Baca berita dengan sedikit iklan, klik di sini

Film

Berlari Bersama Para Pemimpi

Sekuel film Laskar Pelangi yang dipilih menjadi pembuka Jakarta International Film Festival tahun ini.

14 Desember 2009 | 00.00 WIB

Image of Tempo
Perbesar

Baca berita dengan sedikit iklan, klik di sini

SANG PEMIMPI
Sutradara: Riri Riza
Skenario: Salman Aristo, Riri Riza, Mira Lesmana. Berdasarkan novel karya Andrea Hirata.
Pemain: Lukman Sardi, Mathias Muchus, Nugie, Nazriel Irham, Landung Simatupang.
Produksi: Miles Films dan Mizan Productions

Berlari.

Tema film ini adalah ”berlari”, seperti juga tokoh Ikal yang kini sudah remaja, yang ingin menghambur ke masa depan. Ingin menaklukkan dunia dan melesat menuju Universitas Sorbonne, Prancis.

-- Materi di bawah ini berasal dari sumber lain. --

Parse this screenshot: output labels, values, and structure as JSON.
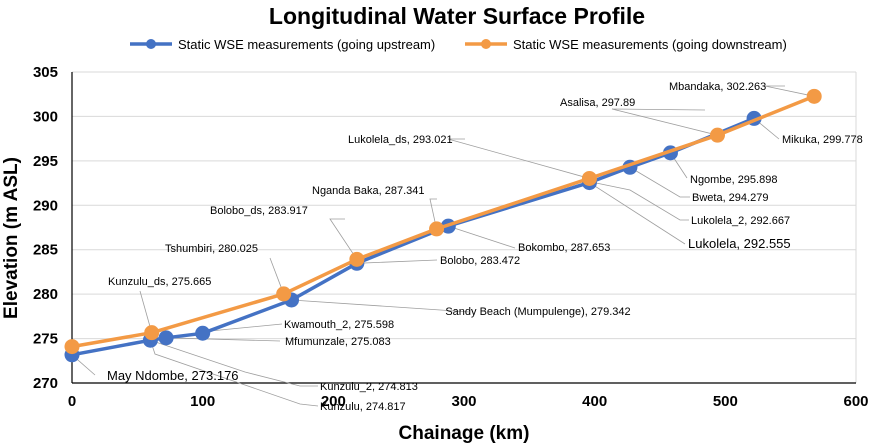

Cita-cita itu lahir dari sebuah kotak bergambar Menara Eiffel pemberian ”pacar” Ikal masa kecil, Aling. Semangat Ikal remaja (Vikri Septiawan) semakin melesat setinggi awan karena tiupan energi sepupunya, Arai (Rendy Ahmad). Berlari, mereka berlari dengan tujuan yang tampak seperti titik yang begitu jauh.

Film yang merupakan sekuel dari Laskar Pelangi—juga diangkat dari novel karya Andrea Hirata—ini dimulai dengan narasi Ikal dewasa (Lukman Sardi) yang merasa sudah mencapai sebuah jalan buntu dalam hidupnya. Kemudian kita dibawa ke sebuah masa lalu. Ayah Ikal (Mathias Muchus) yang mengayuh sepeda reot menyusuri jalan-jalan di kampung mereka di Be­litung. Tanpa musik. Tanpa dialog. Sebuah awal film yang tidak biasa, yang sangat menjanjikan kisah yang lebih dalam dan serius.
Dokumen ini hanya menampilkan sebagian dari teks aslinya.